David Nichols, Executive Partner and Global Lead, Service Oriented Architecture, Accenture talks to Varun Aggarwal about SOA, the challenges in adopting it and the state of SOA at Accenture India.


David Nichols

The evolution of SOA

SOA in itself is not new. The concept has been here for a while. What makes it appealing to the people is that we have standards now, standards that have been proven again and again. The integration of these standards into the architecture are making SOA ready for prime time. The reason why it is important and why companies are interested in it is because what we done over the years, is that we’ve learned how to run our business on a collection of applications. We are moving from the application paradigm to a services paradigm. Now we can more tightly integrate our underlying technical infrastructure to the business process whereas before we had to conform to the way the applications were designed to function. So, that allows one to integrate strategic changes into their business a lot quicker, that allows one to bring products and services to the market a lot quicker, and also allows one to customise in a way that makes them unique and give an edge over their competitors.

SOA: a definition

SOA is a collection of concepts. It could be a service from Enterprise Java Beans or services from a low procedure call, Web services are just the most common service to implement. It may not even be Web services, even though a majority of SOA implementations do use them. SOA not only ncludes Web services but it includes Business Process Management, Business Activity Monitoring and so on. So, SOA is a collection of all these architectural concepts.
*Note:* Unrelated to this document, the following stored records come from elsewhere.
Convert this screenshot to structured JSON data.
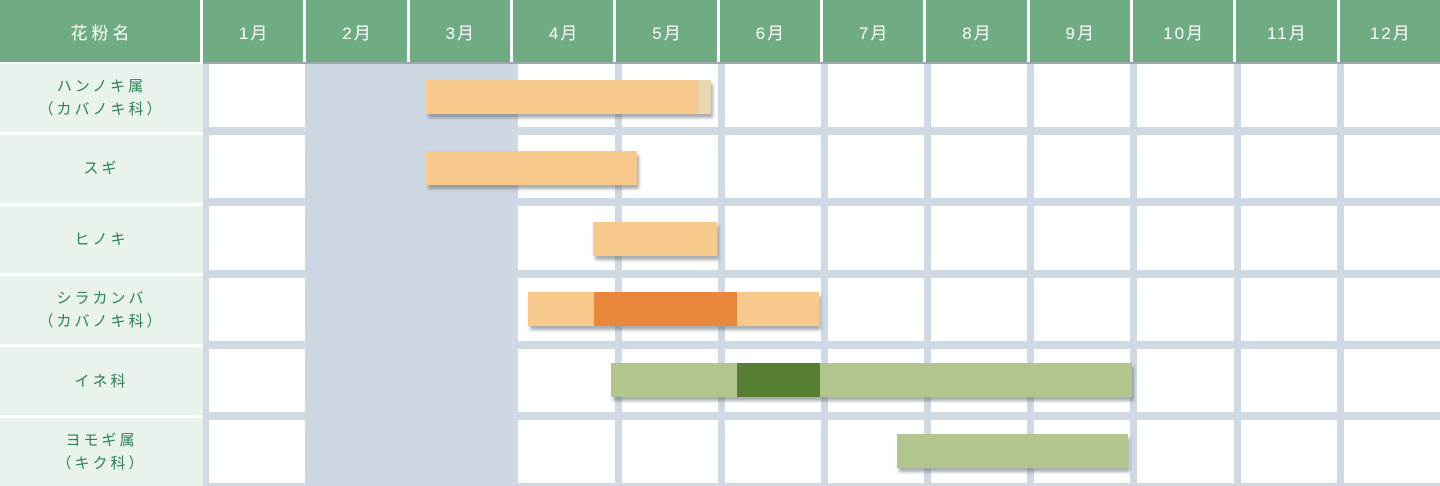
{
  "table": {
    "corner_header": "花粉名",
    "months": [
      "1月",
      "2月",
      "3月",
      "4月",
      "5月",
      "6月",
      "7月",
      "8月",
      "9月",
      "10月",
      "11月",
      "12月"
    ]
  },
  "rows": [
    {
      "label_lines": [
        "ハンノキ属",
        "（カバノキ科）"
      ],
      "segments": [
        {
          "start": 3.16,
          "end": 5.8,
          "color": "orange_light"
        },
        {
          "start": 5.8,
          "end": 5.93,
          "color": "orange_pale"
        }
      ]
    },
    {
      "label_lines": [
        "スギ"
      ],
      "segments": [
        {
          "start": 3.16,
          "end": 5.21,
          "color": "orange_light"
        }
      ]
    },
    {
      "label_lines": [
        "ヒノキ"
      ],
      "segments": [
        {
          "start": 4.78,
          "end": 5.99,
          "color": "orange_light"
        }
      ]
    },
    {
      "label_lines": [
        "シラカンバ",
        "（カバノキ科）"
      ],
      "segments": [
        {
          "start": 4.15,
          "end": 4.79,
          "color": "orange_light"
        },
        {
          "start": 4.79,
          "end": 6.18,
          "color": "orange_dark"
        },
        {
          "start": 6.18,
          "end": 6.98,
          "color": "orange_light"
        }
      ]
    },
    {
      "label_lines": [
        "イネ科"
      ],
      "segments": [
        {
          "start": 4.96,
          "end": 6.18,
          "color": "green_light"
        },
        {
          "start": 6.18,
          "end": 6.99,
          "color": "green_dark"
        },
        {
          "start": 6.99,
          "end": 10.01,
          "color": "green_light"
        }
      ]
    },
    {
      "label_lines": [
        "ヨモギ属",
        "（キク科）"
      ],
      "segments": [
        {
          "start": 7.73,
          "end": 9.97,
          "color": "green_light"
        }
      ]
    }
  ],
  "highlight_band": {
    "start_month": 2.0,
    "end_month": 4.0
  },
  "colors": {
    "header_bg": "#6FAC83",
    "header_text": "#FDFFFD",
    "header_bottom_line": "#9EA5AC",
    "label_bg": "#E9F2EB",
    "label_text": "#2E8157",
    "grid_line": "#CFD9E4",
    "cell_bg": "#FFFFFF",
    "band": "#CDD7E2",
    "orange_light": "#F8C98C",
    "orange_pale": "#EAD5B1",
    "orange_dark": "#E8873C",
    "green_light": "#B2C58E",
    "green_dark": "#567F33",
    "bar_shadow": "rgba(100,106,112,0.55)"
  },
  "chart_data": {
    "type": "table",
    "categories": [
      "1月",
      "2月",
      "3月",
      "4月",
      "5月",
      "6月",
      "7月",
      "8月",
      "9月",
      "10月",
      "11月",
      "12月"
    ],
    "row_header": "花粉名",
    "highlighted_month_columns": [
      "2月",
      "3月"
    ],
    "month_scale_note": "start/end are decimal months; 3.16 = early-mid March, 5.99 = end of May",
    "rows": [
      {
        "name": "ハンノキ属（カバノキ科）",
        "periods": [
          {
            "start_month": 3.16,
            "end_month": 5.8,
            "level": "normal"
          },
          {
            "start_month": 5.8,
            "end_month": 5.93,
            "level": "trailing"
          }
        ]
      },
      {
        "name": "スギ",
        "periods": [
          {
            "start_month": 3.16,
            "end_month": 5.21,
            "level": "normal"
          }
        ]
      },
      {
        "name": "ヒノキ",
        "periods": [
          {
            "start_month": 4.78,
            "end_month": 5.99,
            "level": "normal"
          }
        ]
      },
      {
        "name": "シラカンバ（カバノキ科）",
        "periods": [
          {
            "start_month": 4.15,
            "end_month": 4.79,
            "level": "normal"
          },
          {
            "start_month": 4.79,
            "end_month": 6.18,
            "level": "peak"
          },
          {
            "start_month": 6.18,
            "end_month": 6.98,
            "level": "normal"
          }
        ]
      },
      {
        "name": "イネ科",
        "periods": [
          {
            "start_month": 4.96,
            "end_month": 6.18,
            "level": "normal"
          },
          {
            "start_month": 6.18,
            "end_month": 6.99,
            "level": "peak"
          },
          {
            "start_month": 6.99,
            "end_month": 10.01,
            "level": "normal"
          }
        ]
      },
      {
        "name": "ヨモギ属（キク科）",
        "periods": [
          {
            "start_month": 7.73,
            "end_month": 9.97,
            "level": "normal"
          }
        ]
      }
    ],
    "legend_colors": {
      "normal_tree_pollen": "#F8C98C",
      "peak_tree_pollen": "#E8873C",
      "normal_grass_weed_pollen": "#B2C58E",
      "peak_grass_weed_pollen": "#567F33"
    }
  }
}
Delivering a service through an application vs. delivering it through SOA

A conventional application has a hard coded business process as a part of the application, there is just one way in and the data comes out in one way. With service oriented architecture, I am allowed to get services from anywhere and I can put a business process, architecture or a framework around that. So, it doesn’t matter to me if I get 70 percent of my services from that core application and other aspects of it from other places. For e.g. if I wanted to create a customer-centric application, I could retrieve all the customer demographic information from my HR application, I may retrieve some financial info about the customers from a different application.
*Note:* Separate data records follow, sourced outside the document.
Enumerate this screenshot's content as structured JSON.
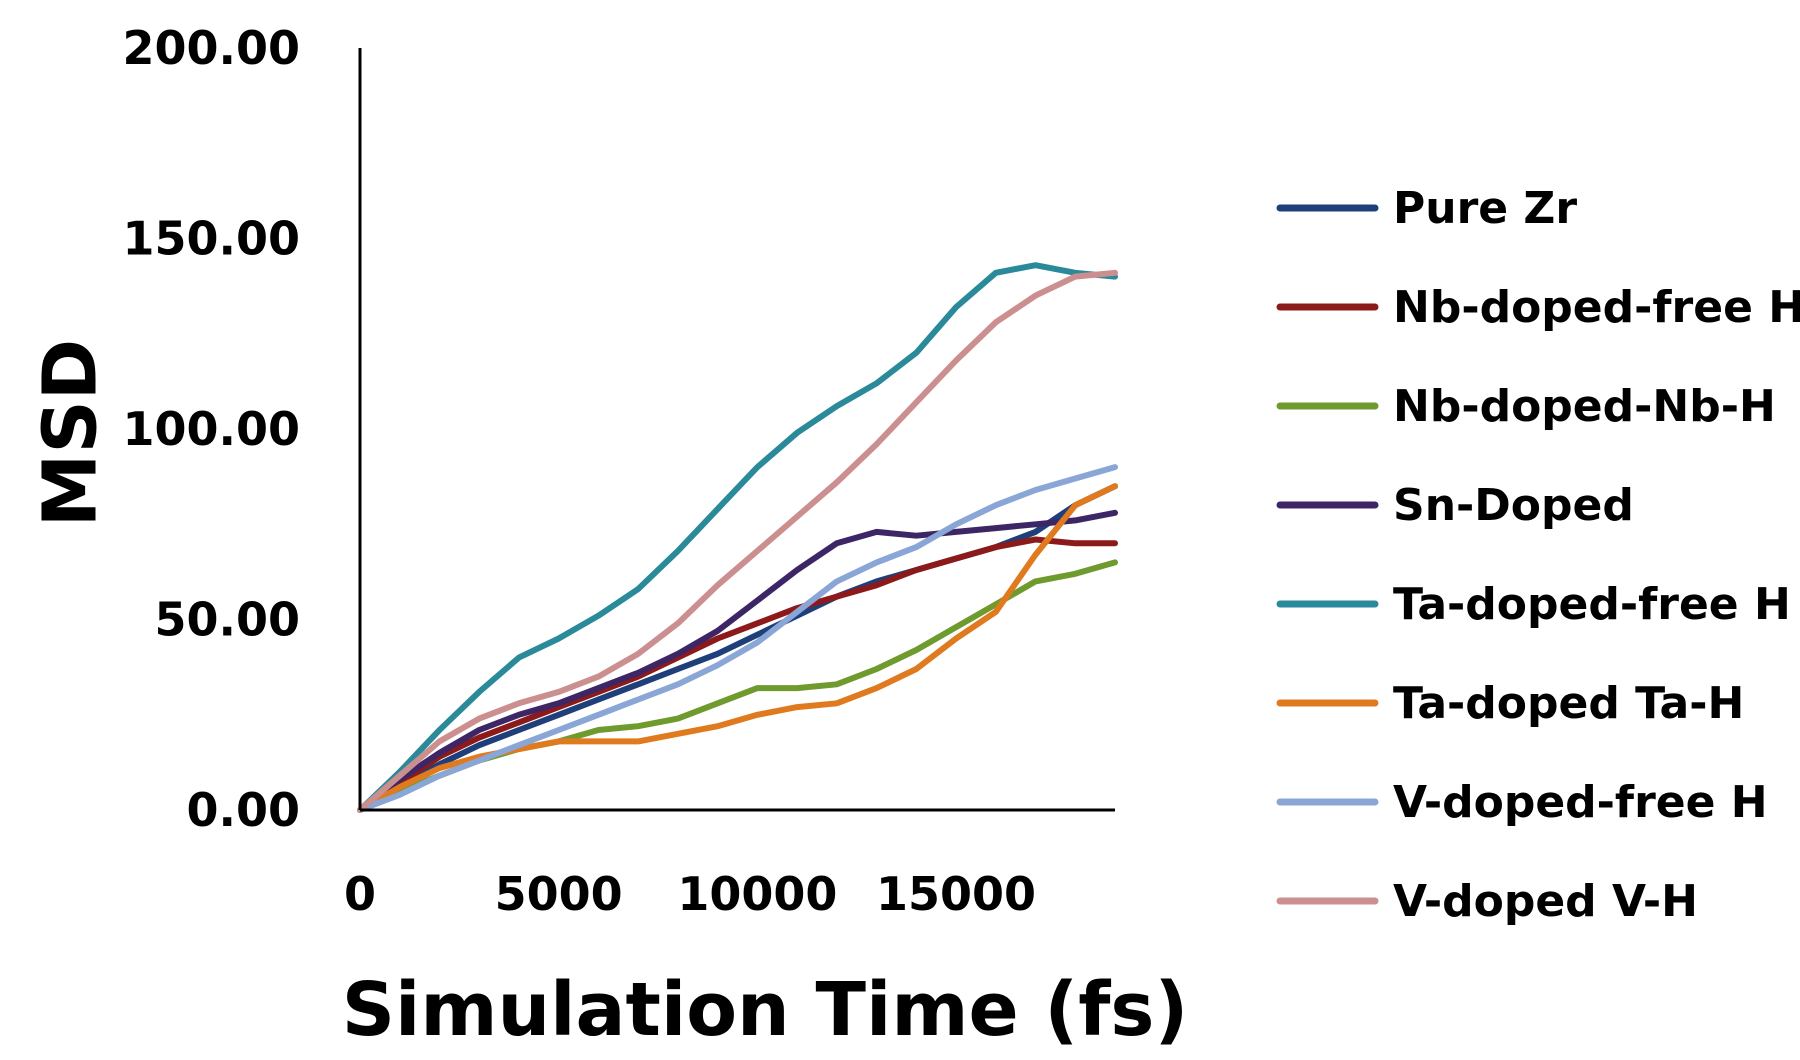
{
  "chart_data": {
    "type": "line",
    "title": "",
    "xlabel": "Simulation Time (fs)",
    "ylabel": "MSD",
    "xlim": [
      0,
      19000
    ],
    "ylim": [
      0,
      200
    ],
    "x_ticks": [
      "0",
      "5000",
      "10000",
      "15000"
    ],
    "x_tick_values": [
      0,
      5000,
      10000,
      15000
    ],
    "y_ticks": [
      "0.00",
      "50.00",
      "100.00",
      "150.00",
      "200.00"
    ],
    "y_tick_values": [
      0,
      50,
      100,
      150,
      200
    ],
    "grid": false,
    "legend_position": "right",
    "x": [
      0,
      1000,
      2000,
      3000,
      4000,
      5000,
      6000,
      7000,
      8000,
      9000,
      10000,
      11000,
      12000,
      13000,
      14000,
      15000,
      16000,
      17000,
      18000,
      19000
    ],
    "series": [
      {
        "name": "Pure Zr",
        "color": "#1f3f7a",
        "values": [
          0,
          6,
          12,
          17,
          21,
          25,
          29,
          33,
          37,
          41,
          46,
          51,
          56,
          60,
          63,
          66,
          69,
          73,
          80,
          85
        ]
      },
      {
        "name": "Nb-doped-free H",
        "color": "#8c1a1a",
        "values": [
          0,
          7,
          14,
          19,
          23,
          27,
          31,
          35,
          40,
          45,
          49,
          53,
          56,
          59,
          63,
          66,
          69,
          71,
          70,
          70
        ]
      },
      {
        "name": "Nb-doped-Nb-H",
        "color": "#6f9a2e",
        "values": [
          0,
          5,
          9,
          13,
          16,
          18,
          21,
          22,
          24,
          28,
          32,
          32,
          33,
          37,
          42,
          48,
          54,
          60,
          62,
          65
        ]
      },
      {
        "name": "Sn-Doped",
        "color": "#3d2666",
        "values": [
          0,
          8,
          15,
          21,
          25,
          28,
          32,
          36,
          41,
          47,
          55,
          63,
          70,
          73,
          72,
          73,
          74,
          75,
          76,
          78
        ]
      },
      {
        "name": "Ta-doped-free H",
        "color": "#2a8a9a",
        "values": [
          0,
          10,
          21,
          31,
          40,
          45,
          51,
          58,
          68,
          79,
          90,
          99,
          106,
          112,
          120,
          132,
          141,
          143,
          141,
          140
        ]
      },
      {
        "name": "Ta-doped Ta-H",
        "color": "#e07a1f",
        "values": [
          0,
          6,
          11,
          14,
          16,
          18,
          18,
          18,
          20,
          22,
          25,
          27,
          28,
          32,
          37,
          45,
          52,
          67,
          80,
          85
        ]
      },
      {
        "name": "V-doped-free H",
        "color": "#8aa6d6",
        "values": [
          0,
          4,
          9,
          13,
          17,
          21,
          25,
          29,
          33,
          38,
          44,
          52,
          60,
          65,
          69,
          75,
          80,
          84,
          87,
          90
        ]
      },
      {
        "name": "V-doped V-H",
        "color": "#cc8f8f",
        "values": [
          0,
          9,
          18,
          24,
          28,
          31,
          35,
          41,
          49,
          59,
          68,
          77,
          86,
          96,
          107,
          118,
          128,
          135,
          140,
          141
        ]
      }
    ]
  }
}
Challenges in adopting SOA

The biggest challenge in SOA adoption is not about technology but the business processes. Some of the major obstacles for adoption have been that a business is not ready to reengineer its processes, Identifying a business rationale for SOA and Web Services; communicating the business rationale to senior management; needing a business partner or customer to request or require SOA and Web Services; uncertainty about industry standards for Web Services; ability to recruit and train a technical team; and what should be the steps before going for SOA adoption—these are some challenges.
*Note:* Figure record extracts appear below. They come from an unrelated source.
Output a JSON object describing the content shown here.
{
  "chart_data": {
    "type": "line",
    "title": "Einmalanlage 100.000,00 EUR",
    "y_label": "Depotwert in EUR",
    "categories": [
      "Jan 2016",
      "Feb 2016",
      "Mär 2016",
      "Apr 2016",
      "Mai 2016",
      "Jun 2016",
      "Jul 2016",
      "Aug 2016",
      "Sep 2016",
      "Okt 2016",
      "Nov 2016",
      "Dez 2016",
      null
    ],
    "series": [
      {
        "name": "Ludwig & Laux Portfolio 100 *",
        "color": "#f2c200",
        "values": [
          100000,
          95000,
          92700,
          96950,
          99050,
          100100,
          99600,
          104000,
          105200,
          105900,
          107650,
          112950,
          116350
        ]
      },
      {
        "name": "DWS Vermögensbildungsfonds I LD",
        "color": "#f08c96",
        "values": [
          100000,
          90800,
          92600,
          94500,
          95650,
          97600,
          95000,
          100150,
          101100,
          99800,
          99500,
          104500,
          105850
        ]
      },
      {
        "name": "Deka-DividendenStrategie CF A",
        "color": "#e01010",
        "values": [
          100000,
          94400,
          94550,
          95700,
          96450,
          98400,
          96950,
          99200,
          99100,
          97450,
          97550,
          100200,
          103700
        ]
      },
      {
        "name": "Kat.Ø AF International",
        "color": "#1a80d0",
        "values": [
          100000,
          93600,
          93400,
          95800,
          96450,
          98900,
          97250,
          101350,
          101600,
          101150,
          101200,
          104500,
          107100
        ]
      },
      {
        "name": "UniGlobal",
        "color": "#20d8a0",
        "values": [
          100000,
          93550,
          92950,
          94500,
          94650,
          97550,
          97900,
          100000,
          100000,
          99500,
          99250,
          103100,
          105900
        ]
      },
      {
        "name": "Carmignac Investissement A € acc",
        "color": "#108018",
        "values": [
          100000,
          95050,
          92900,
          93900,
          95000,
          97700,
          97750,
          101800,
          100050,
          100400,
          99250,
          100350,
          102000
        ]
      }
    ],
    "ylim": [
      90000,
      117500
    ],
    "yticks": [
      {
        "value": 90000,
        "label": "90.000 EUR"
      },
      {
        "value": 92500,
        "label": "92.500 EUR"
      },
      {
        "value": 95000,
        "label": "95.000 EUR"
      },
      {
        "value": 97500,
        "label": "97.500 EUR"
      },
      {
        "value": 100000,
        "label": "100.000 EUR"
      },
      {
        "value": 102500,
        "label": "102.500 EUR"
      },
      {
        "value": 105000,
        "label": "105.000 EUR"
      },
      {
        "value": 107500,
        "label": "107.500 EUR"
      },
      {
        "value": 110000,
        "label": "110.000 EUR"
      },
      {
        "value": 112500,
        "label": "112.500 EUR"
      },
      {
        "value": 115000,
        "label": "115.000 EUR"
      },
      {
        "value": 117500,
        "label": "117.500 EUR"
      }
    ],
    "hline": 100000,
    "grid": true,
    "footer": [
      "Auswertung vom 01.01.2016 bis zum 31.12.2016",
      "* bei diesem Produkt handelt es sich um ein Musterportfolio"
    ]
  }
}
First a company needs to develop a strategy. Many companies start working without a strategy and start doing things and later they realise where they have reached. The second thing is get the business involved with the IT. Companies who were able to do this have got more value. You have to figure out the best way to connect with a business and develop a strategy.

SOA standards

There are standards like XML, SOP that are standards for Web Services; there is BPEL (business process execution language). These are some of the standards adopted by major software vendors who have integrated them into their product line. Some of these standards have been there for as long as five years, they are pretty strong and are making SOA a reality and then we have some on the horizon that we think will take it to the next level.

Licensing vis-a-vis SOA?

Licensing is one of the major concerns for people. There has been an evolution of services wherein transactions can be monitored and companies would be paying per transaction charge of say two cents per transaction or something like that. Although it is not very common right now, however, it is evolving.